With that being said, it is often the case that there is an apprehension and somewhat of a reluctance to challenge the status quo and the way things have been done. It is a daunting task for many who have to undergo it, to challenge the way upon which age-old practices have been established. This can have a crippling effect on the evolution of the business, more so for those trying to push through certain agendas, in particular to address questions that concern corporate governance and succession planning. It is unfortunate however that the more common position seems to be to leave things as they are. This passive approach creates a scenario where the family is unprepared when disagreements occur, or when a shareholder is exiting the company or passes away. This lack of clarity is what ultimately leads matters to be fought out in courts and for the foremost part at the detriment of all parties involved (other than the lawyers of course).

I mention this with a heavy heart as there are many traditions that are found in family businesses that are to be admired and which I personally do have a fondness for. When one visits any successful family business, it is apparent from the minute one sets foot on its premises, the employees are filled with pride to be a part of it. They are close to the owners and might interact with them on a regular basis. A sense of loyalty exists that has become rare in other types of companies. Family businesses are resilient, and this is mainly due to the fact that those at the helm view themselves as custodians for the subsequent generations, thinking in the long term and willing to forgo short term profits for stability and longevity.   
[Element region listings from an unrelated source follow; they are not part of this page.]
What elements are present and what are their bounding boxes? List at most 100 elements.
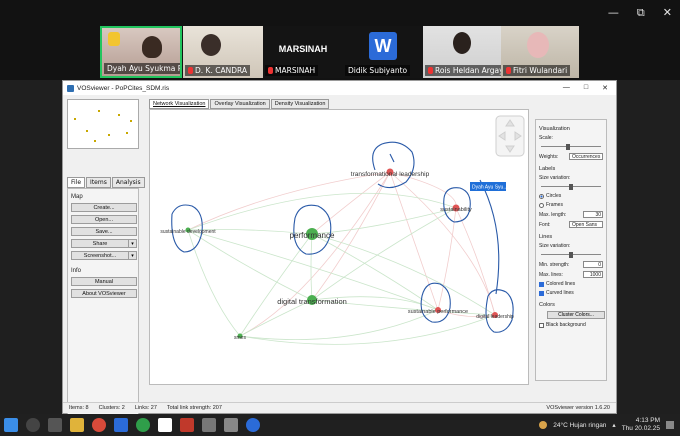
meeting-window-controls: — ⧉ ✕ <box>608 6 672 20</box>
links <box>187 171 496 345</box>
line-size-slider[interactable] <box>541 252 601 258</box>
status-links: Links: 27 <box>134 405 157 411</box>
label-size-slider-knob[interactable] <box>569 184 573 190</box>
scale-slider[interactable] <box>541 144 601 150</box>
curved-lines-checkbox[interactable] <box>539 290 544 296</box>
clock-date: Thu 20.02.25 <box>621 425 660 432</box>
search-icon[interactable] <box>26 418 40 432</box>
navigation-control[interactable] <box>495 115 525 157</box>
min-strength-row: Min. strength: 0 <box>539 261 603 268</box>
label-size-row: Size variation: <box>539 175 603 181</box>
black-background-checkbox[interactable] <box>539 322 544 328</box>
window-titlebar: VOSviewer - PoPCites_SDM.ris — □ ✕ <box>63 81 616 95</box>
windows-start-icon[interactable] <box>4 418 18 432</box>
app-icon <box>67 84 74 92</box>
notification-icon[interactable] <box>666 421 674 429</box>
colors-heading: Colors <box>539 302 555 308</box>
max-length-row: Max. length: 30 <box>539 211 603 218</box>
taskbar: 24°C Hujan ringan ▴ 4:13 PM Thu 20.02.25 <box>0 414 680 436</box>
cluster-colors-button[interactable]: Cluster Colors... <box>547 311 605 319</box>
system-tray: 24°C Hujan ringan ▴ 4:13 PM Thu 20.02.25 <box>539 417 680 433</box>
tab-density-visualization[interactable]: Density Visualization <box>270 99 330 109</box>
visualization-heading: Visualization <box>539 126 570 132</box>
chevron-down-icon[interactable]: ▾ <box>129 251 137 260</box>
participant-tile[interactable]: Fitri Wulandari <box>501 26 579 78</box>
info-section-title: Info <box>71 268 82 274</box>
window-controls: — □ ✕ <box>563 84 616 92</box>
overview-minimap[interactable] <box>67 99 139 149</box>
map-section-title: Map <box>71 194 83 200</box>
share-button[interactable]: Share <box>71 239 129 248</box>
frames-radio[interactable] <box>539 202 544 208</box>
tab-network-visualization[interactable]: Network Visualization <box>149 99 210 109</box>
label-digital-transformation: digital transformation <box>277 297 347 306</box>
status-clusters: Clusters: 2 <box>98 405 125 411</box>
task-view-icon[interactable] <box>48 418 62 432</box>
screenshot-button[interactable]: Screenshot... <box>71 251 129 260</box>
restore-icon[interactable]: ⧉ <box>637 6 645 20</box>
participant-name-row: Fitri Wulandari <box>503 65 571 76</box>
visualization-tabs: Network Visualization Overlay Visualizat… <box>149 99 330 109</box>
tab-overlay-visualization[interactable]: Overlay Visualization <box>210 99 270 109</box>
word-icon[interactable] <box>114 418 128 432</box>
create-button[interactable]: Create... <box>71 203 137 212</box>
tab-file[interactable]: File <box>67 177 86 188</box>
media-icon[interactable] <box>224 418 238 432</box>
label-sustainable-performance: sustainable performance <box>408 309 468 315</box>
participant-tile[interactable]: MARSINAH MARSINAH <box>263 26 343 78</box>
left-tabs: File Items Analysis <box>67 177 145 188</box>
min-strength-input[interactable]: 0 <box>583 261 603 268</box>
max-length-input[interactable]: 30 <box>583 211 603 218</box>
maximize-icon[interactable]: □ <box>584 84 588 92</box>
circles-radio[interactable] <box>539 193 544 199</box>
participant-name: Dyah Ayu Syukma Pertiwi <box>104 63 180 74</box>
close-icon[interactable]: ✕ <box>663 6 672 20</box>
share-split: Share ▾ <box>71 239 137 248</box>
settings-panel: Visualization Scale: Weights: Occurrences… <box>535 119 607 381</box>
file-explorer-icon[interactable] <box>70 418 84 432</box>
about-button[interactable]: About VOSviewer <box>71 289 137 298</box>
mendeley-icon[interactable] <box>180 418 194 432</box>
close-icon[interactable]: ✕ <box>602 84 608 92</box>
line-size-slider-knob[interactable] <box>569 252 573 258</box>
label-sustainable-development: sustainable development <box>160 229 216 235</box>
weights-select[interactable]: Occurrences <box>569 153 603 160</box>
participant-tile[interactable]: Dyah Ayu Syukma Pertiwi <box>100 26 182 78</box>
max-lines-input[interactable]: 1000 <box>583 271 603 278</box>
network-svg[interactable]: transformational leadership performance … <box>150 110 529 385</box>
colored-lines-checkbox[interactable] <box>539 281 544 287</box>
font-select[interactable]: Open Sans <box>569 221 603 228</box>
zoom-icon[interactable] <box>246 418 260 432</box>
clock[interactable]: 4:13 PM Thu 20.02.25 <box>622 417 660 433</box>
participant-name: MARSINAH <box>275 66 316 75</box>
photos-icon[interactable] <box>202 418 216 432</box>
chrome-alt-icon[interactable] <box>136 418 150 432</box>
vosviewer-window: VOSviewer - PoPCites_SDM.ris — □ ✕ File … <box>62 80 617 418</box>
open-button[interactable]: Open... <box>71 215 137 224</box>
minimize-icon[interactable]: — <box>608 6 619 20</box>
participant-tile[interactable]: Rois Heldan Argayudha <box>423 26 501 78</box>
tab-analysis[interactable]: Analysis <box>111 177 145 188</box>
manual-button[interactable]: Manual <box>71 277 137 286</box>
participant-name: Fitri Wulandari <box>513 66 568 75</box>
status-items: Items: 8 <box>69 405 89 411</box>
participant-tile[interactable]: W Didik Subiyanto <box>343 26 423 78</box>
scale-slider-knob[interactable] <box>566 144 570 150</box>
mic-muted-icon <box>506 67 511 74</box>
avatar <box>453 32 471 54</box>
chevron-down-icon[interactable]: ▾ <box>129 239 137 248</box>
participant-name-row: D. K. CANDRA <box>185 65 251 76</box>
avatar <box>142 36 162 58</box>
colored-lines-label: Colored lines <box>546 281 576 287</box>
chrome-icon[interactable] <box>92 418 106 432</box>
tab-items[interactable]: Items <box>86 177 111 188</box>
network-canvas[interactable]: transformational leadership performance … <box>149 109 529 385</box>
max-lines-label: Max. lines: <box>539 271 563 278</box>
save-button[interactable]: Save... <box>71 227 137 236</box>
weather-text[interactable]: 24°C Hujan ringan <box>553 422 606 429</box>
label-size-slider[interactable] <box>541 184 601 190</box>
minimize-icon[interactable]: — <box>563 84 570 92</box>
document-icon[interactable] <box>158 418 172 432</box>
network-icon[interactable]: ▴ <box>612 421 615 429</box>
participant-tile[interactable]: D. K. CANDRA <box>183 26 263 78</box>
This very mindset is what I have come to learn is one of the secrets to their success. Now with this change in legislation, there is a sensible moment to have a look in the mirror. See where things are and what areas need to be covered, for succession planning and corporate governance are ongoing exercises. They are not checklists to go through once and file away, combined they form an ongoing discipline that must be maintained, tweaked and revisited from time to time. With the entry of the New Companies Law, it is the perfect time to get the conversation started.